Sunday, October 12, 2008

Grotesque by Natsuo Kirino

Natsuo Kirino does not write about pleasant people or situations. A few months ago, I read her book, Out, that takes as it's subject matter three factory women who band together to commit a murder. She explores this territory further in her latest book, Grotesque.

Kirino explores the relationship between two sisters, and their classmates at an exclusive girl's school. Yuriko is the most beautiful girl in the school by far, so beautiful that she is considered almost monstrous, as no one can relate to her. Her older sister, intelligent but average looking, chooses to distinguish herself by becoming the most malicious girl in the school. Her main target is Kazue Sato. Kazue is intelligent but hopelessly awkward, and is teased and humiliated by the others. The top ranked girl, Mitsuri, drifts between cliques, but befriends the older sister.
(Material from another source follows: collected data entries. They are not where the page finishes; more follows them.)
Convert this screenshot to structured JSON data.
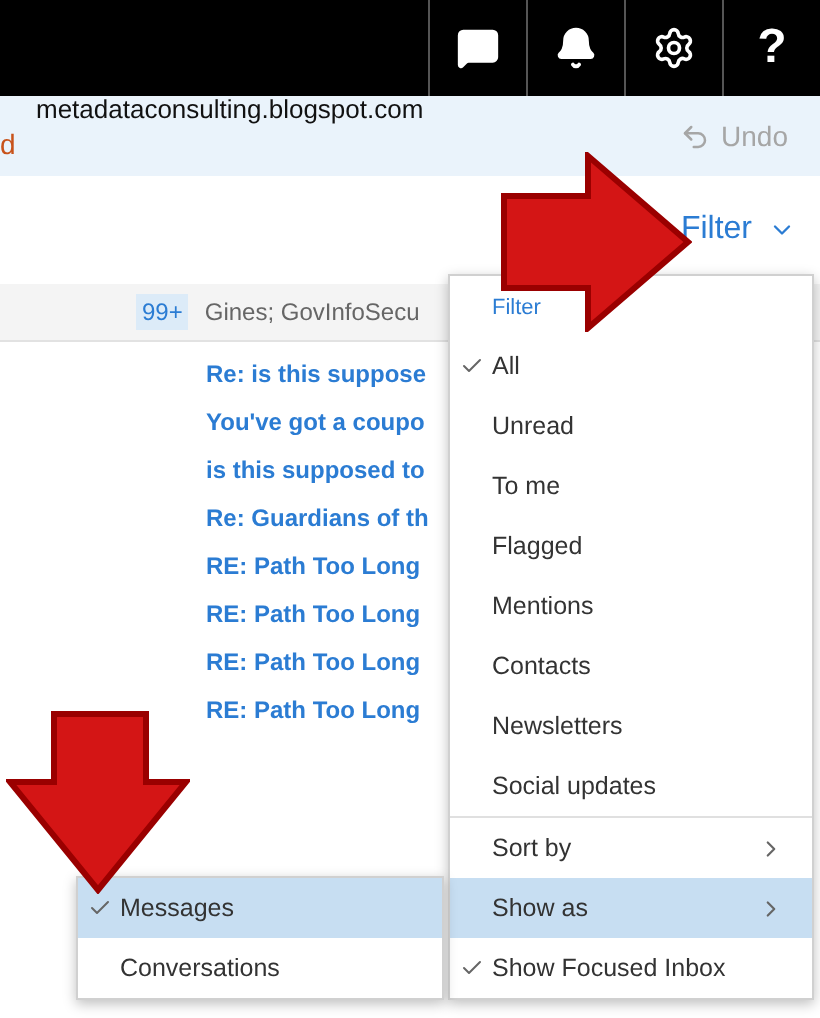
{
  "topbar": {
    "help": "?"
  },
  "notice": {
    "site": "metadataconsulting.blogspot.com",
    "fragment": "d",
    "undo": "Undo"
  },
  "filter_button": {
    "label": "Filter",
    "expanded": true
  },
  "header_row": {
    "count": "99+",
    "senders": "Gines; GovInfoSecu"
  },
  "messages": [
    {
      "subject": "Re: is this suppose"
    },
    {
      "subject": "You've got a coupo"
    },
    {
      "subject": "is this supposed to"
    },
    {
      "subject": "Re: Guardians of th"
    },
    {
      "subject": "RE: Path Too Long"
    },
    {
      "subject": "RE: Path Too Long"
    },
    {
      "subject": "RE: Path Too Long"
    },
    {
      "subject": "RE: Path Too Long"
    }
  ],
  "filter_menu": {
    "heading": "Filter",
    "items": [
      {
        "kind": "option",
        "label": "All",
        "checked": true,
        "selected": false
      },
      {
        "kind": "option",
        "label": "Unread",
        "checked": false,
        "selected": false
      },
      {
        "kind": "option",
        "label": "To me",
        "checked": false,
        "selected": false
      },
      {
        "kind": "option",
        "label": "Flagged",
        "checked": false,
        "selected": false
      },
      {
        "kind": "option",
        "label": "Mentions",
        "checked": false,
        "selected": false
      },
      {
        "kind": "option",
        "label": "Contacts",
        "checked": false,
        "selected": false
      },
      {
        "kind": "option",
        "label": "Newsletters",
        "checked": false,
        "selected": false
      },
      {
        "kind": "option",
        "label": "Social updates",
        "checked": false,
        "selected": false
      },
      {
        "kind": "submenu",
        "label": "Sort by",
        "checked": false,
        "selected": false
      },
      {
        "kind": "submenu",
        "label": "Show as",
        "checked": false,
        "selected": true
      },
      {
        "kind": "option",
        "label": "Show Focused Inbox",
        "checked": true,
        "selected": false
      }
    ]
  },
  "show_as_menu": {
    "items": [
      {
        "label": "Messages",
        "checked": true,
        "selected": true
      },
      {
        "label": "Conversations",
        "checked": false,
        "selected": false
      }
    ]
  }
}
Years later, these women have turned out differently than might have been expected. Mitsuri, after becoming a doctor, gets involved in a religious cult and is imprisoned for crimes she committed out of devotion to the leader. The older sister lives a life of quiet desperation, stuck in a dead end job and with no human contact or warmth. Both Yuriko and Kazue become prostitutes, and both end up murdered by the same man.

This is not an uplifting book. There are no characters that I'd like to know better, and the book is very bleak. I was left wondering if Japanese society is really as depressing for women as the book portrays. In particular, the prostitutes were willing to degrade themselves in any way requested, without even knowing themselves why they did so. I'm not sure I would recommend this book to others.